To bring in the sheets, nicely folded; And, to bring in the little girl for dinner and bedtime. Silently and with a soft smile, she watched the little girl who stood in the center of the field. Little frogs, not too far at the water's edge, croaked and hopped around the bank. Always silent and bolting under the mud when the children got too near. A favorite game, the nurse knew, for the little girl to play, was to creep up to the bank of the river and spy on the plump frogs before they ever knew she was there.
" Did you see Jeremiah today, Jessie? " asked the nurse.
Wide eyed and startled the child turned towards the nurse. As soon as she saw who it was, she proceeded to run towards her caregiver. It was hard to tell if Jessie was holding back a smile or holding back her tears. But, when the little got next to the nurse, she timidly clasped on to the skirt of the nurse. She looked up as if asking the question with her eyes:
" Is mommy here to pick me and my brothers up, now?"

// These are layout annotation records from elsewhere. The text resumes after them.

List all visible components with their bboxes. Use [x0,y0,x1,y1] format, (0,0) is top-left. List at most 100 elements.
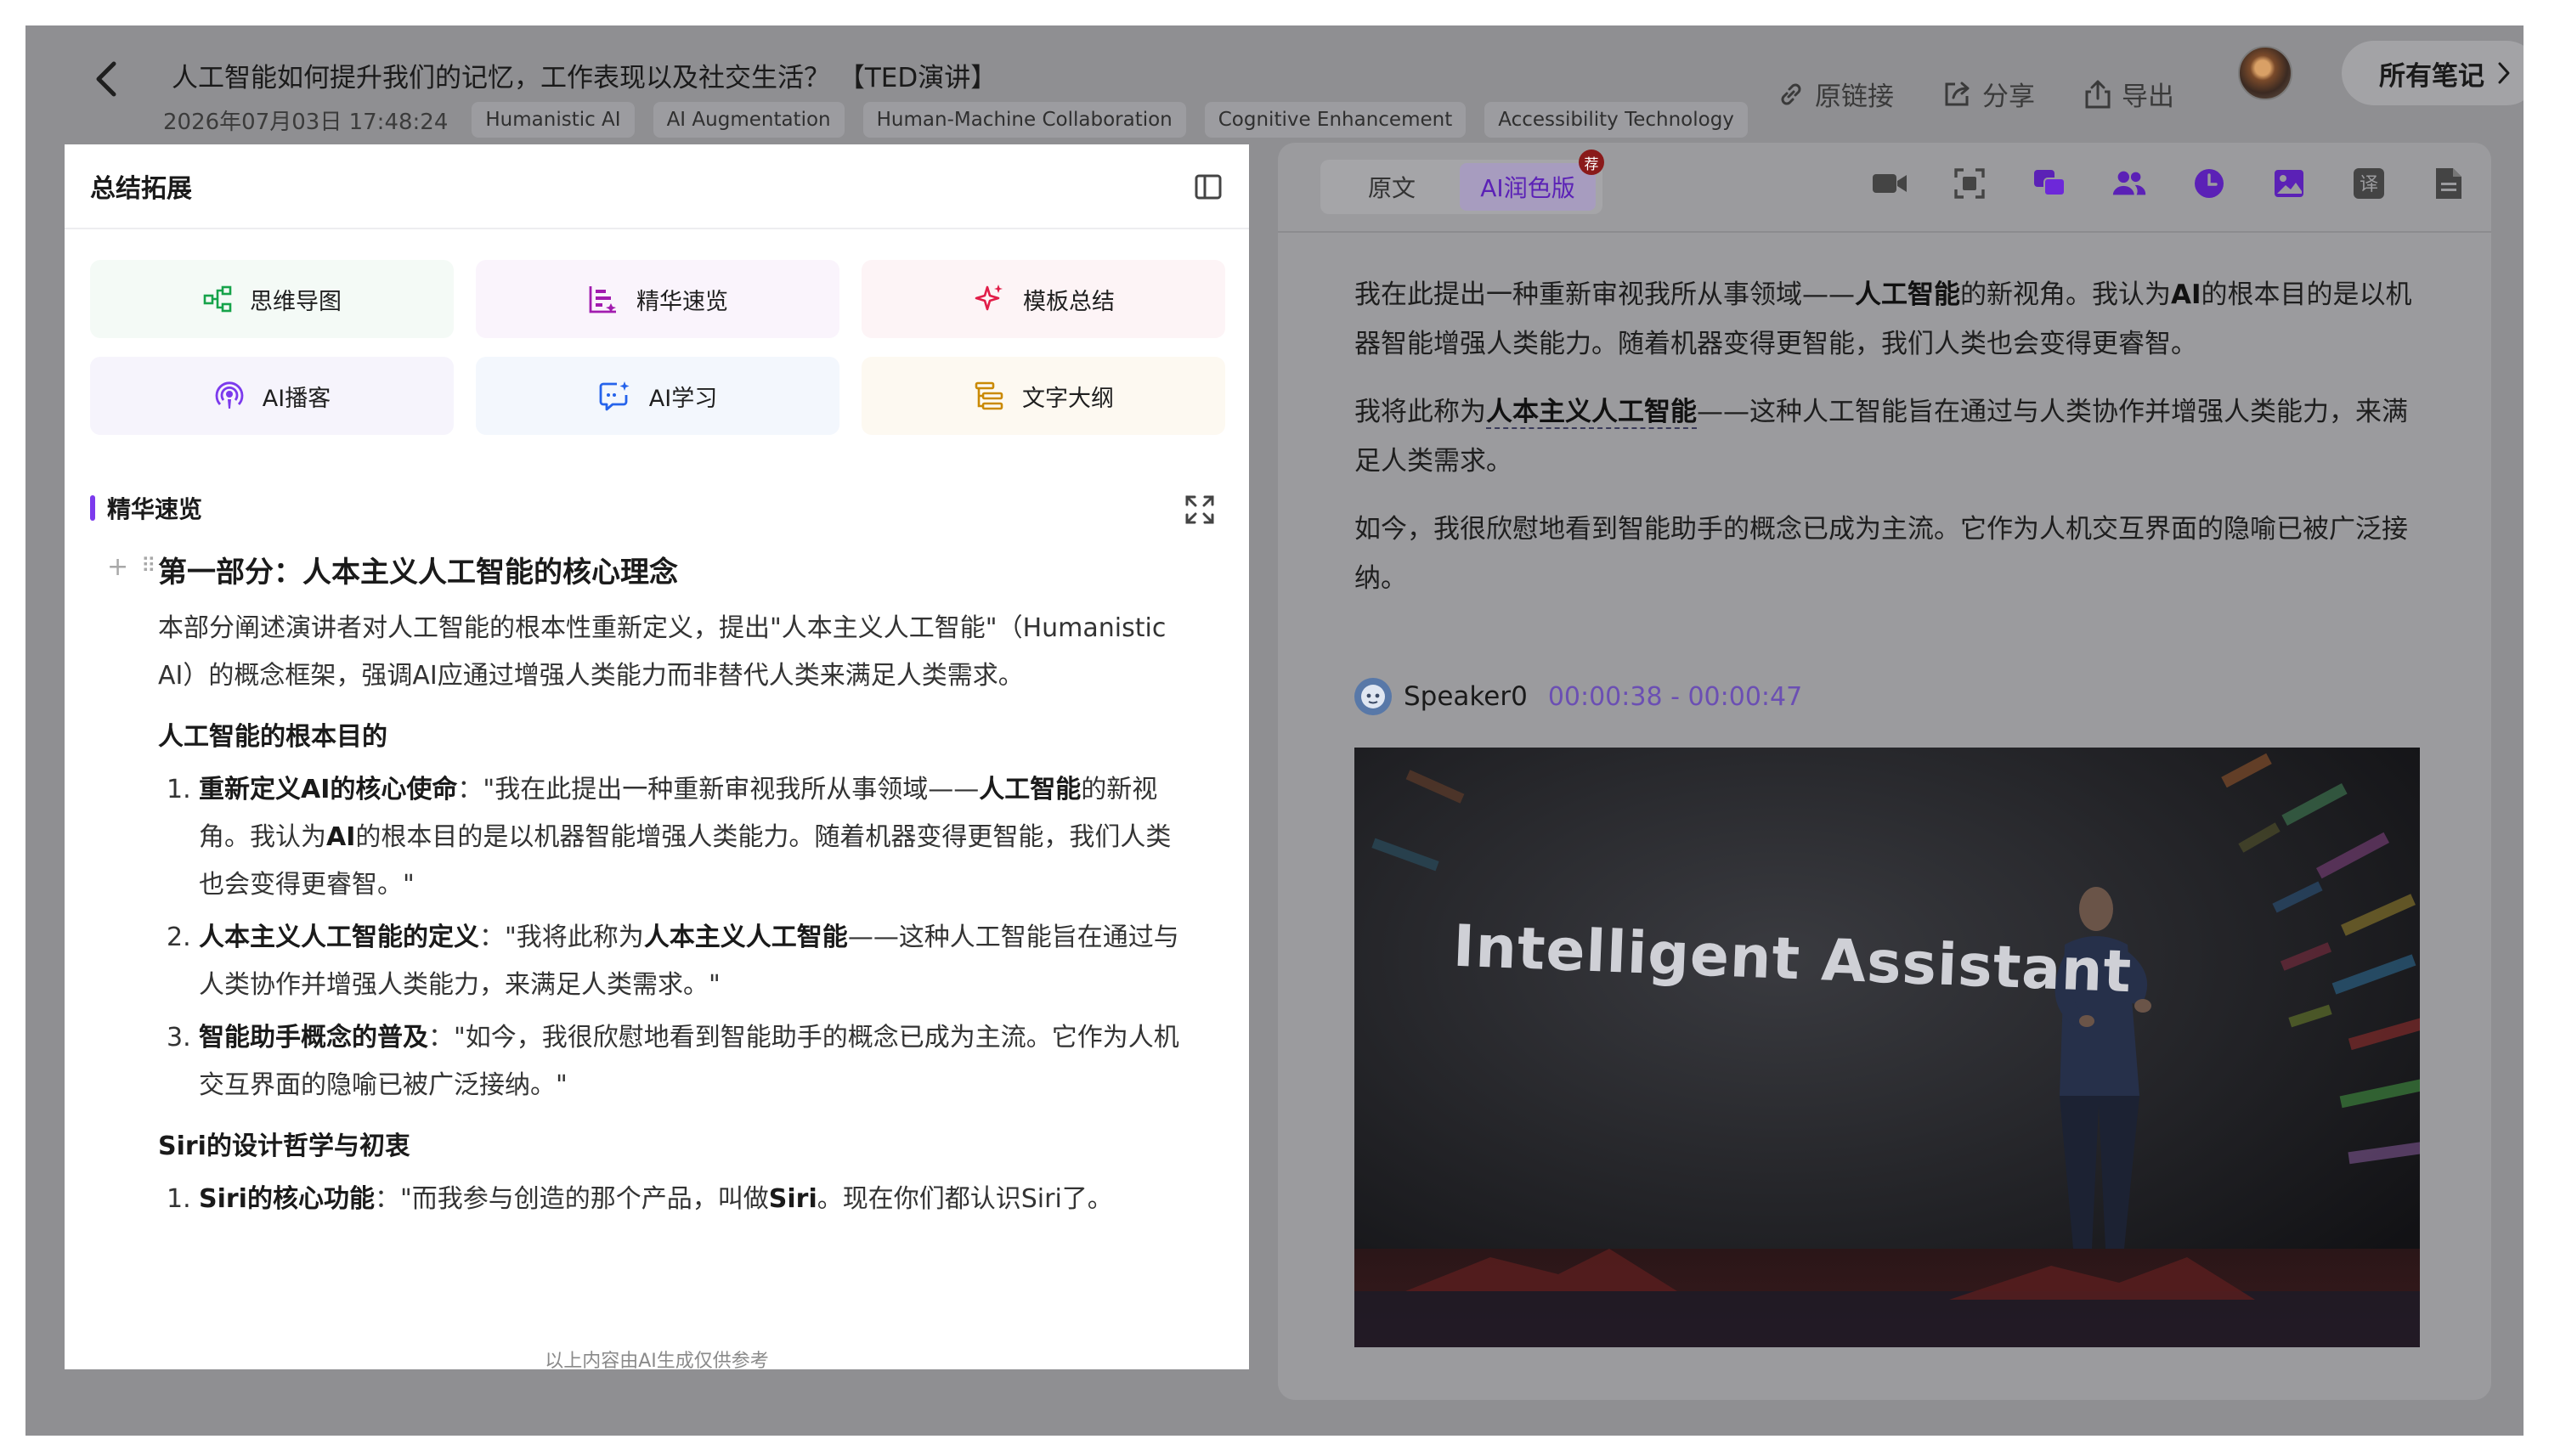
translate-glyph: 译 [2360,174,2378,195]
essence-label: 精华速览 [636,288,728,315]
transcript-paragraph: 我将此称为人本主义人工智能——这种人工智能旨在通过与人类协作并增强人类能力，来满… [1354,387,2416,486]
app-window: 人工智能如何提升我们的记忆，工作表现以及社交生活？ 【TED演讲】 2026年0… [25,25,2524,1436]
tab-original[interactable]: 原文 [1324,163,1460,211]
item-bold: Siri [768,1184,817,1214]
list-number: 1. [167,1184,191,1214]
transcript-toolbar: 译 [1871,165,2467,202]
video-frame [1354,748,2420,1347]
template-summary-button[interactable]: 模板总结 [862,260,1225,338]
summary-panel: 总结拓展 思维导图 精华速览 模板总结 AI播客 AI学习 文字大纲 精华速览 … [65,144,1249,1372]
translate-icon: 译 [2354,168,2384,199]
timestamp: 2026年07月03日 17:48:24 [163,109,449,135]
original-link-button[interactable]: 原链接 [1776,75,1894,113]
screenshot-button[interactable] [1951,165,1988,202]
chevron-left-icon [96,61,116,97]
item-text: ："而我参与创造的那个产品，叫做 [374,1184,769,1214]
list-number: 2. [167,923,191,952]
item-bold: 智能助手概念的普及 [199,1023,428,1052]
ordered-list: 1. 重新定义AI的核心使命："我在此提出一种重新审视我所从事领域——人工智能的新… [158,766,1186,1109]
view-switcher: 原文 AI润色版 荐 [1320,150,1604,214]
tag[interactable]: Cognitive Enhancement [1204,102,1467,138]
link-icon [1781,83,1801,104]
tag[interactable]: AI Augmentation [653,102,845,138]
text-run: 我在此提出一种重新审视我所从事领域—— [1354,279,1855,310]
item-bold: Siri的核心功能 [199,1184,375,1214]
transcript-paragraph: 如今，我很欣慰地看到智能助手的概念已成为主流。它作为人机交互界面的隐喻已被广泛接… [1354,514,2408,594]
outline-icon [975,381,1003,410]
export-icon [2085,80,2111,108]
tab-ai-polished-label: AI润色版 [1480,174,1575,202]
video-camera-icon [1873,174,1907,193]
list-item: 2. 人本主义人工智能的定义："我将此称为人本主义人工智能——这种人工智能旨在通过… [158,914,1186,1009]
essence-button[interactable]: 精华速览 [476,260,839,338]
header-actions: 原链接 分享 导出 [1776,75,2174,113]
tab-ai-polished[interactable]: AI润色版 荐 [1460,150,1604,211]
mindmap-icon [203,285,232,313]
images-button[interactable] [2270,165,2308,202]
expand-icon[interactable] [1183,493,1217,527]
item-text: ："我在此提出一种重新审视我所从事领域—— [457,775,980,804]
translate-button[interactable]: 译 [2350,165,2388,202]
all-notes-label: 所有笔记 [2379,60,2484,92]
timeline-button[interactable] [2190,165,2228,202]
part-heading: 第一部分：人本主义人工智能的核心理念 [158,556,678,590]
summary-panel-header: 总结拓展 [65,144,1249,229]
item-text: ："我将此称为 [479,923,644,952]
keyword-link[interactable]: 人本主义人工智能 [1486,397,1697,429]
tag[interactable]: Accessibility Technology [1484,102,1748,138]
transcript-paragraph: 我在此提出一种重新审视我所从事领域——人工智能的新视角。我认为AI的根本目的是以… [1354,270,2416,369]
speakers-button[interactable] [2111,165,2148,202]
section-title: 精华速览 [107,495,203,523]
drag-handle-icon[interactable]: ⠿ [141,554,155,578]
avatar[interactable] [2238,46,2292,100]
original-link-label: 原链接 [1815,82,1894,112]
back-button[interactable] [76,49,136,109]
speaker-avatar[interactable] [1354,678,1392,715]
keyword: 人工智能 [1855,279,1960,310]
image-icon [2275,170,2303,197]
item-bold: AI [326,822,356,852]
sidebar-toggle-icon[interactable] [1193,172,1224,202]
list-item: 1. 重新定义AI的核心使命："我在此提出一种重新审视我所从事领域——人工智能的新… [158,766,1186,909]
list-number: 1. [167,775,191,804]
ai-podcast-label: AI播客 [262,385,331,412]
section-header: 精华速览 [90,491,202,525]
ordered-list: 1. Siri的核心功能："而我参与创造的那个产品，叫做Siri。现在你们都认识S… [158,1176,1186,1223]
add-block-icon[interactable]: + [107,552,128,582]
document-button[interactable] [2430,165,2467,202]
list-number: 3. [167,1023,191,1052]
speaker-name[interactable]: Speaker0 [1404,681,1528,712]
share-button[interactable]: 分享 [1941,75,2035,113]
subsection-heading: 人工智能的根本目的 [158,722,387,752]
mindmap-label: 思维导图 [250,288,342,315]
list-item: 1. Siri的核心功能："而我参与创造的那个产品，叫做Siri。现在你们都认识S… [158,1176,1186,1223]
ai-learn-button[interactable]: AI学习 [476,357,839,435]
chat-button[interactable] [2031,165,2068,202]
export-button[interactable]: 导出 [2083,75,2174,113]
all-notes-button[interactable]: 所有笔记 [2342,41,2524,105]
item-bold: 人工智能 [979,775,1082,804]
screenshot-icon [1954,168,1985,199]
item-bold: 人本主义人工智能的定义 [199,923,479,952]
podcast-icon [215,381,244,409]
mindmap-button[interactable]: 思维导图 [90,260,454,338]
tag[interactable]: Human-Machine Collaboration [862,102,1186,138]
chevron-right-icon [2498,62,2510,84]
essence-content: + ⠿ 第一部分：人本主义人工智能的核心理念 本部分阐述演讲者对人工智能的根本性… [90,544,1229,1296]
text-outline-button[interactable]: 文字大纲 [862,357,1225,435]
speaker-timestamp[interactable]: 00:00:38 - 00:00:47 [1548,682,1802,712]
ai-podcast-button[interactable]: AI播客 [90,357,454,435]
video-player[interactable]: Intelligent Assistant [1354,748,2420,1347]
template-summary-label: 模板总结 [1023,288,1115,315]
section-accent-bar [90,495,95,521]
robot-face-icon [1361,685,1385,708]
video-camera-button[interactable] [1871,165,1908,202]
summary-panel-title: 总结拓展 [90,174,192,204]
item-text: 。现在你们都认识Siri了。 [817,1184,1113,1214]
part-heading-row: + ⠿ 第一部分：人本主义人工智能的核心理念 [90,544,1229,600]
document-icon [2436,168,2461,199]
export-label: 导出 [2122,82,2174,112]
item-bold: 人本主义人工智能 [643,923,848,952]
tag[interactable]: Humanistic AI [472,102,635,138]
intro-paragraph: 本部分阐述演讲者对人工智能的根本性重新定义，提出"人本主义人工智能"（Human… [158,613,1167,691]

The waiting nurse pat Jessie's head of raven waves, told her how pretty she looked in the sunset and asked if she could help carry in the wash for the young ones. Being seven years old, Jessie was given a special task each evening. To help nurse Agatha make hospital corners on each of the beds; One corridor for each night of the week. Nurse Agatha always talked about Jessie's twin baby brothers in the nursery. Jessie missed them - so much that the nurses allowed her time with her brothers during feeding time each morning-. That was at five o'clock a.m.. For the rest of her life, Jessie was up and ready at five each morning- nearly.